Fraunhofer Portugal won the 3rd place with its patent pending ‘Precise Indoor Location’ (PIL) solution in the Microsoft Indoor Location Competition, which was held last April 15 during the IPSN 2015 Conference in Seattle. With more than 40 submissions from industry and academia this is currently the most renowned competition in the field. The PIL project is an accurate indoor location technology with sub-meter level accuracy that allows indoor navigation using a smartphone. PIL has been designed to support several real usage scenarios, such as when the smartphone is in a pocket or while in calling or texting.
The winner of the competition is from the joint research center of the European Commission in Italy which participated with a LIDAR system that is costing more than 40t€. The Microsoft Indoor Location Competition differentiates between infrastructure free systems and systems that require a dedicated infrastructure to work. Fraunhofer Portugal has participated in the infrastructure free class and has been the only participant with a pure dead reckoning solution using the inertial sensors of a standard hardware and not making use of any other supporting technology, like e.g. WiFi triangulation. With an average error of just 2.6m Fraunhofer Portugal demonstrated that the algorithms that have been developed in the last years by the PIL team are leading edge also on the international level. The goal of the PIL team is to provide a commercial grade location solution that is not only free of any infrastructure requirements, but also does not require efforts to generate and maintain maps of buildings for the purpose of indoor location in order to contribute to the rapid spread of indoor location solutions on the consumer level. Target markets are e.g. retail, solutions for public and private safety providers or elderly people.
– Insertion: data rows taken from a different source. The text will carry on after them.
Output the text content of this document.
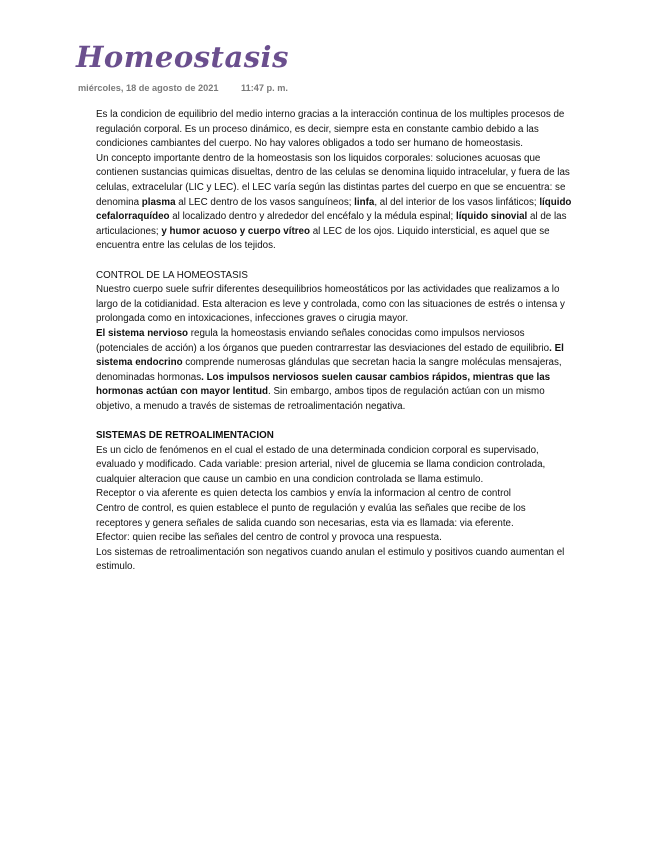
Homeostasis
miércoles, 18 de agosto de 2021 11:47 p. m.

Es la condicion de equilibrio del medio interno gracias a la interacción continua de los multiples procesos de regulación corporal. Es un proceso dinámico, es decir, siempre esta en constante cambio debido a las condiciones cambiantes del cuerpo. No hay valores obligados a todo ser humano de homeostasis.

Un concepto importante dentro de la homeostasis son los liquidos corporales: soluciones acuosas que contienen sustancias quimicas disueltas, dentro de las celulas se denomina liquido intracelular, y fuera de las celulas, extracelular (LIC y LEC). el LEC varía según las distintas partes del cuerpo en que se encuentra: se denomina plasma al LEC dentro de los vasos sanguíneos; linfa, al del interior de los vasos linfáticos; líquido cefalorraquídeo al localizado dentro y alrededor del encéfalo y la médula espinal; líquido sinovial al de las articulaciones; y humor acuoso y cuerpo vítreo al LEC de los ojos. Liquido intersticial, es aquel que se encuentra entre las celulas de los tejidos.

CONTROL DE LA HOMEOSTASIS

Nuestro cuerpo suele sufrir diferentes desequilibrios homeostáticos por las actividades que realizamos a lo largo de la cotidianidad. Esta alteracion es leve y controlada, como con las situaciones de estrés o intensa y prolongada como en intoxicaciones, infecciones graves o cirugia mayor.

El sistema nervioso regula la homeostasis enviando señales conocidas como impulsos nerviosos (potenciales de acción) a los órganos que pueden contrarrestar las desviaciones del estado de equilibrio. El sistema endocrino comprende numerosas glándulas que secretan hacia la sangre moléculas mensajeras, denominadas hormonas. Los impulsos nerviosos suelen causar cambios rápidos, mientras que las hormonas actúan con mayor lentitud. Sin embargo, ambos tipos de regulación actúan con un mismo objetivo, a menudo a través de sistemas de retroalimentación negativa.

SISTEMAS DE RETROALIMENTACION

Es un ciclo de fenómenos en el cual el estado de una determinada condicion corporal es supervisado, evaluado y modificado. Cada variable: presion arterial, nivel de glucemia se llama condicion controlada, cualquier alteracion que cause un cambio en una condicion controlada se llama estimulo.

Receptor o via aferente es quien detecta los cambios y envía la informacion al centro de control

Centro de control, es quien establece el punto de regulación y evalúa las señales que recibe de los receptores y genera señales de salida cuando son necesarias, esta via es llamada: via eferente.

Efector: quien recibe las señales del centro de control y provoca una respuesta.

Los sistemas de retroalimentación son negativos cuando anulan el estimulo y positivos cuando aumentan el estimulo.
Indoor location systems are an important enabling technology for applications such as indoor navigation, public safety, security management and ambient intelligence, representing huge potential regarding advertisement and retail businesses. Pedestrian navigation systems (PNS) have recently emerged as a solution for the indoor positioning problem regarding the lack of accuracy. These systems rely on dead reckoning algorithms which are solutions based on the fused data provided by the Inertial Measurement Unit (IMU) on the smartphone that can then be used to evaluate one’s current position by using a previously known one.
The patent pending indoor tracking solution developed at Fraunhofer AICOS differs from the classical dead reckoning approaches by employing filtering techniques that are based on the knowledge of human gait. Our body produces cyclic movement patterns as a consequence of the alternate movement of the legs while walking. The knowledge of human walking behavior enabled the research team to link the data acquired by the IMU on the smartphone to the gait cycle, making possible to detect each time a step is taken and to quantify the amount of movement produced by the person. Additionally, the direction of movement is evaluated and corrected taking into account these human motion models.